Backfill

Backfilling helps ensure data consistency and completeness by re-syncing source data to destination shares under specific scenarios.

The Backfill process transfers all historical source data to a destination share in a single synchronization and resets the schema on the destination table when loading a data warehouse.

When does a Backfill occur?

Users can manually trigger a backfill in two ways:

Transferring data for the first time to a new share.
Selecting Backfill on Next Run or Backfill all while editing a transfer in the Bobsled Application.

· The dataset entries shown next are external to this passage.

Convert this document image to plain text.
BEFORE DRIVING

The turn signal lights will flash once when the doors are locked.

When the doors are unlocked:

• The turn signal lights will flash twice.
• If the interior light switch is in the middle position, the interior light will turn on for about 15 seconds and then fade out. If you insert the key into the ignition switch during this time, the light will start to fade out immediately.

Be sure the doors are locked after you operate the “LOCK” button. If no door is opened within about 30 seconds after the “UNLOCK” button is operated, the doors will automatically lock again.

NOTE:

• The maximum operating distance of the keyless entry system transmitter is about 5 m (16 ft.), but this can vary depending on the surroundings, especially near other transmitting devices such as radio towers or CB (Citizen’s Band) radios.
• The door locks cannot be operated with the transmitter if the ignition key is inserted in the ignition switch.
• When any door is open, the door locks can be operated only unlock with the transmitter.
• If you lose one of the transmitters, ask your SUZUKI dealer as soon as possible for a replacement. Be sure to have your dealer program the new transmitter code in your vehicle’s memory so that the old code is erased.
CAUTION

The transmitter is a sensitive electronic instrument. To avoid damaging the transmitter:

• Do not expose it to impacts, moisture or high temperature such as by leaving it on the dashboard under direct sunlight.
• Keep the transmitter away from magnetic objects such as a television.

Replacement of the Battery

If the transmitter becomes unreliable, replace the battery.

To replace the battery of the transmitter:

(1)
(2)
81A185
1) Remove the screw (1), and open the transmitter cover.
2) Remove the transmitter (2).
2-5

When is a Backfill recommended?

Bobsled will alert in the application when a backfill is recommended to ensure data consistency, under the following conditions:

Modifications to source or destination locations.
Changes in loading or unloading behaviors, including settings like primaryKeys, deleteFlags, or fileOptions.
Updates to glob filters or source view definitions.

NOTE:
Not enabling backfill when recommended may result in inconsistent data or a failed transfer. If a transfer fails as a result, you can manually trigger a backfill later from the UI.

Snowflake backfill behaviour on view change (if enabled)

NOTE:
Bobsled detects if a Secure View has been recreated by inspecting ‘created_at’ field in ‘SHOW VIEWS’ query results.

Key Benefits

Data Consistency: Ensure destination shares always reflect source data accurately.
Automation: Bobsled detects and initiates necessary backfills to save time and effort.

Considerations

Sources with TTL policies: When backfilling from sources that maintain a TTL policy, any data in the share older than the TTL policy will not be restored.
- Example: The share has been active for 30 days. The source bucket has a 10-day TTL policy. Once a backfill is initiated, this share will only have data from the most recent 10 days available in the source bucket.